I had a miscarriage and D&C three weeks ago. I went by myself to a fertility clinic. I was 30 minutes early. I waited with patience for my turn. And when they took my appointment, the Professor didn’t even stop, but rather continued with them, making me wait another 40 minutes? And, to add insult to injury, he didn’t apologize but told me that I should expect this sort of treatment from the natives?
Sorry, but I just wasn’t raised that way.
I try to never wish bad on people, because I would never want people to wish bad on me. It took all my faith in G-d to say a little prayer that I should never treat people the way I was treated yesterday, and that my children should never act in such a deplorable manner. I tried to tell myself that this couple is so desperate to have babies, that they would be willing to step on anything – and anyone – in their path. I told myself that, if they do manage to have children, perhaps they would rethink their course of actions.
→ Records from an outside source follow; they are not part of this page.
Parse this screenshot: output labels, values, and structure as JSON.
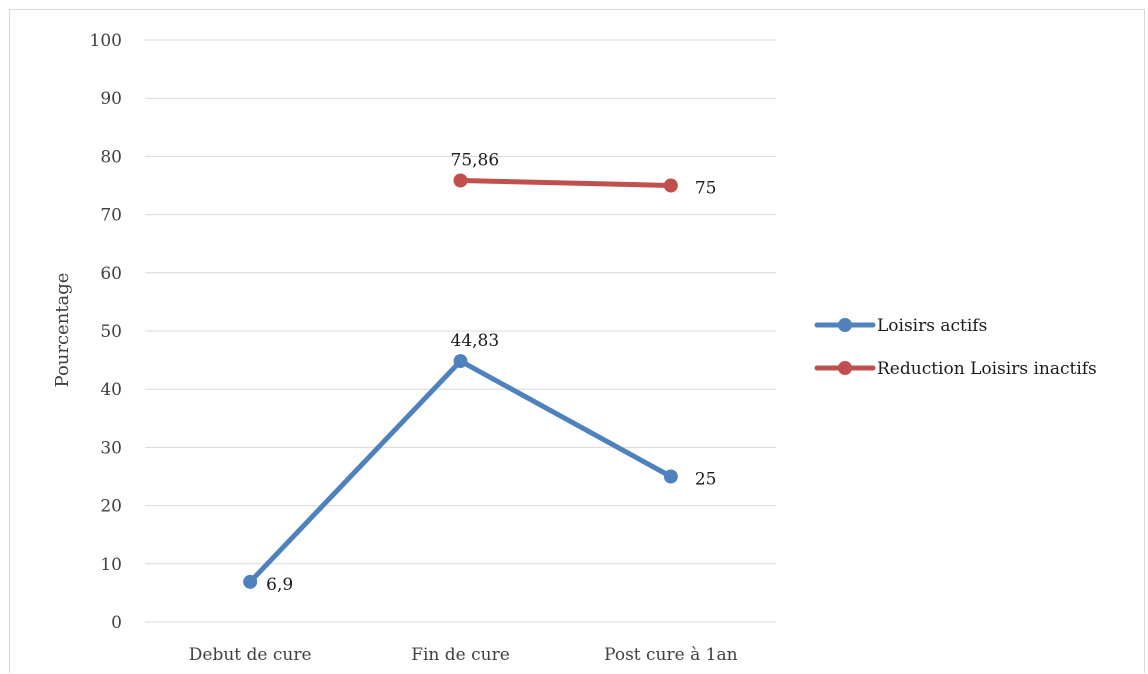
{
  "chart_data": {
    "type": "line",
    "categories": [
      "Debut de cure",
      "Fin de cure",
      "Post cure à 1an"
    ],
    "ylabel": "Pourcentage",
    "xlabel": "",
    "title": "",
    "ylim": [
      0,
      100
    ],
    "yticks": [
      0,
      10,
      20,
      30,
      40,
      50,
      60,
      70,
      80,
      90,
      100
    ],
    "grid": true,
    "legend_position": "right",
    "series": [
      {
        "name": "Loisirs actifs",
        "color": "#4f81bd",
        "values": [
          6.9,
          44.83,
          25
        ],
        "labels": [
          "6,9",
          "44,83",
          "25"
        ]
      },
      {
        "name": "Reduction Loisirs inactifs",
        "color": "#c0504d",
        "values": [
          null,
          75.86,
          75
        ],
        "labels": [
          null,
          "75,86",
          "75"
        ]
      }
    ]
  }
}
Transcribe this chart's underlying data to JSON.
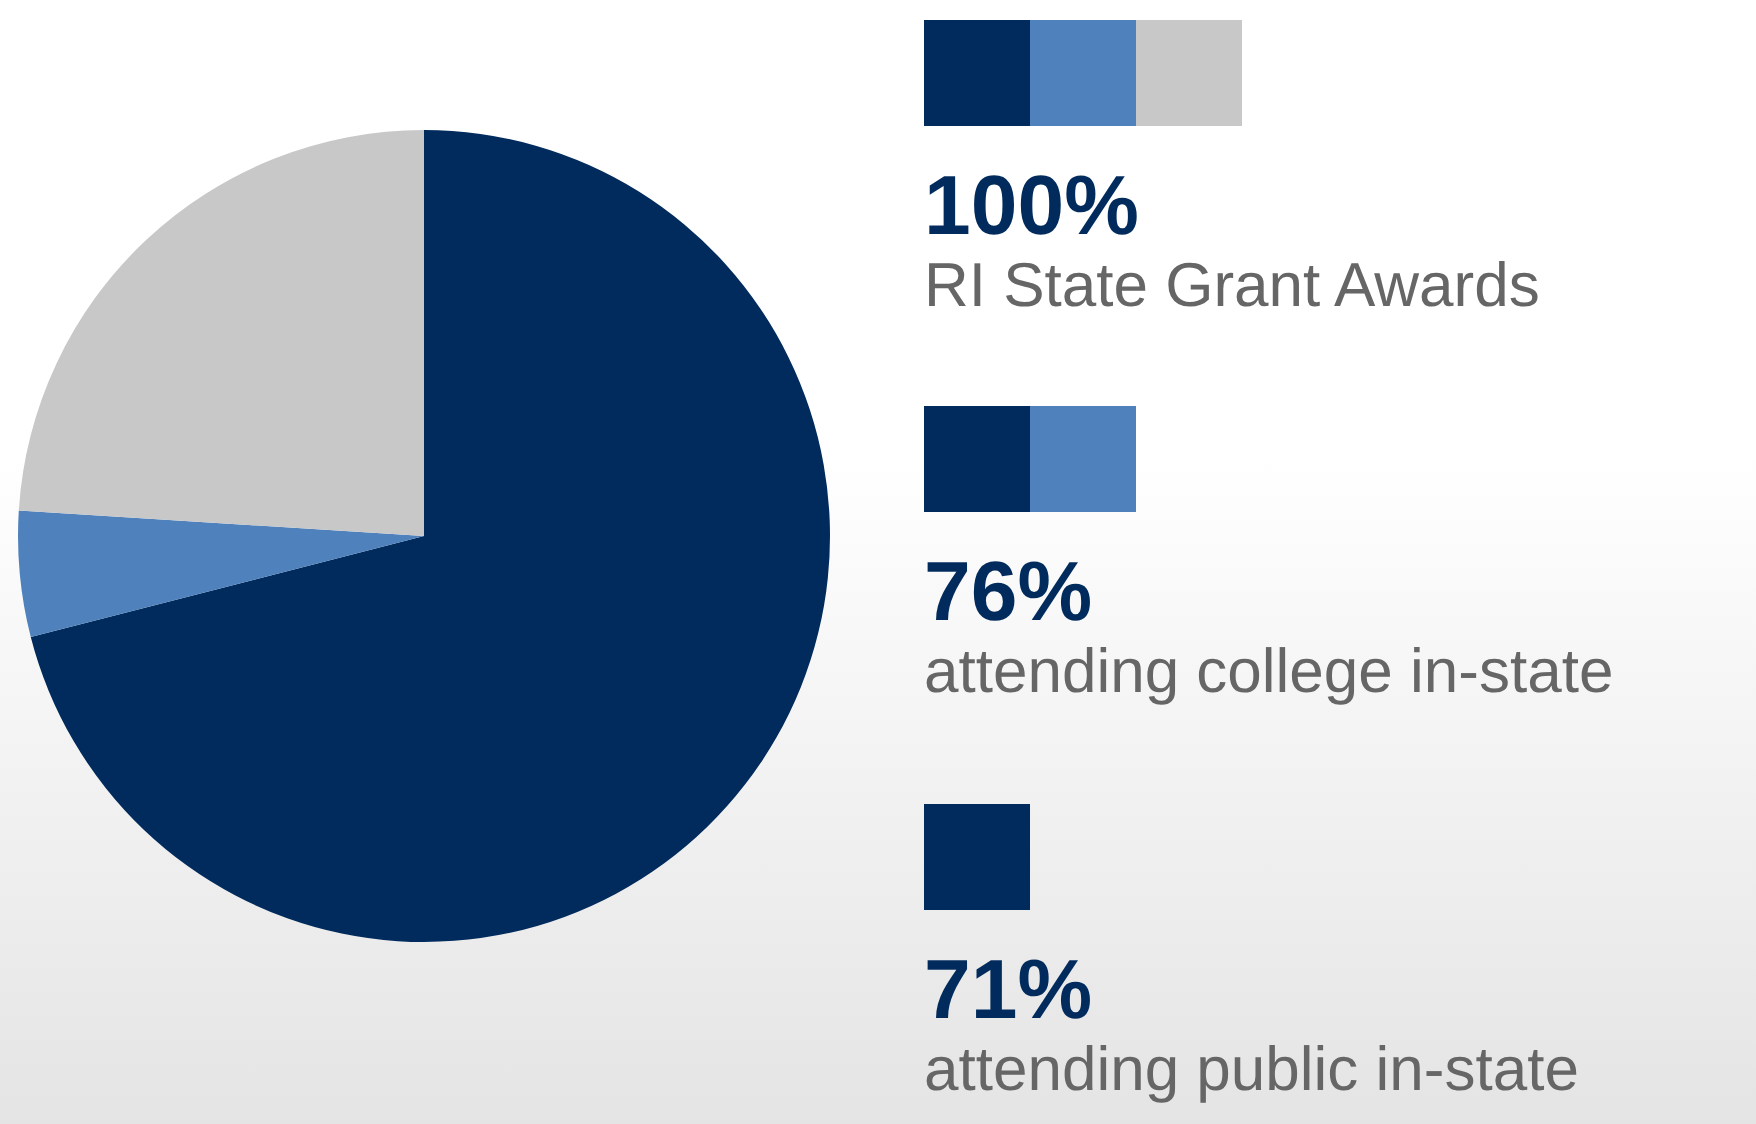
{
  "chart_data": {
    "type": "pie",
    "categories": [
      null,
      null,
      null
    ],
    "values": [
      71,
      5,
      24
    ],
    "colors": [
      "#002b5c",
      "#4f81bd",
      "#c8c8c8"
    ],
    "annotations": [
      "100%",
      "RI State Grant Awards",
      "76%",
      "attending college in-state",
      "71%",
      "attending public in-state"
    ]
  }
}
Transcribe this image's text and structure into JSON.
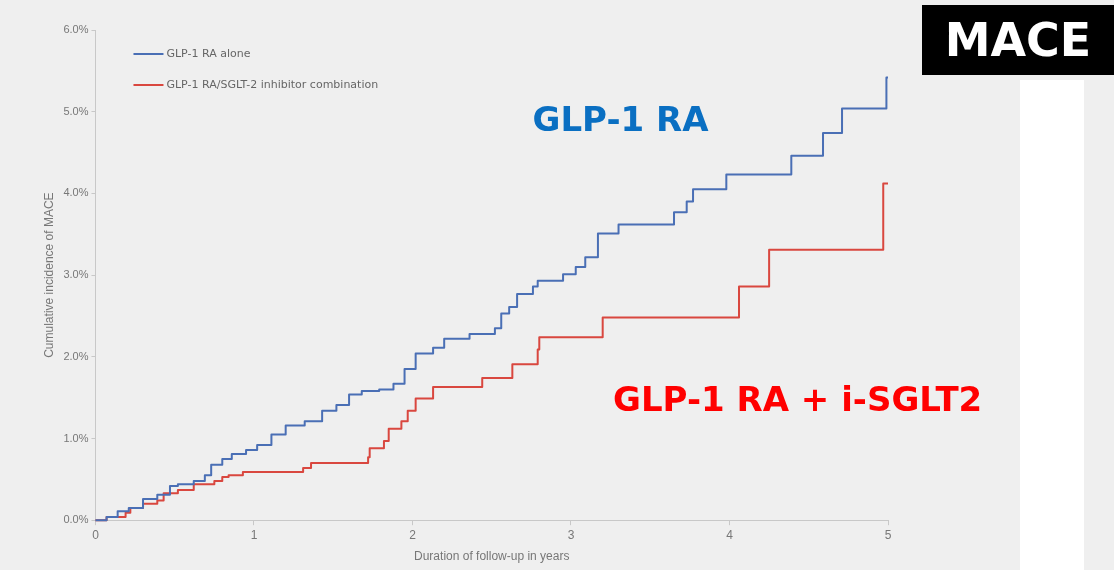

After the appointment, I met with the fertility nurse, and she told me about the battery of tests that they now must run. Because the couple stole my appointment, I had to leave and couldn’t do the first ultrasound and round of blood tests they wanted to run. That really upset me since I have to cab it back and forth to the clinic, and that’s extra money I just don’t have lying around. And, they were sitting in the waiting room undergoing the round of tests, because they took my appointment and had more than enough time to take care of what was necessary during the first appointment.
Again, that just really upset me, and I cried in frustration during the cab ride back to our apartment. I have to find a morning next week to return to the clinic for these tests. I really wish I just didn’t have to do this.
I know in life, everything happens for a reason. There is a saying that everything happens for the best. It’s hard to see how it was a good thing to miscarry, how it was for the best that this Couple took my appointment, forcing me to now have to return to the Clinic next week to do my tests when I should have been able to do everything right then and there.
I know I should turn to my Faith for help, for healing. But it’s so difficult to do.
I think G-d is really mad at me. I just really wish I understood what I’ve done wrong.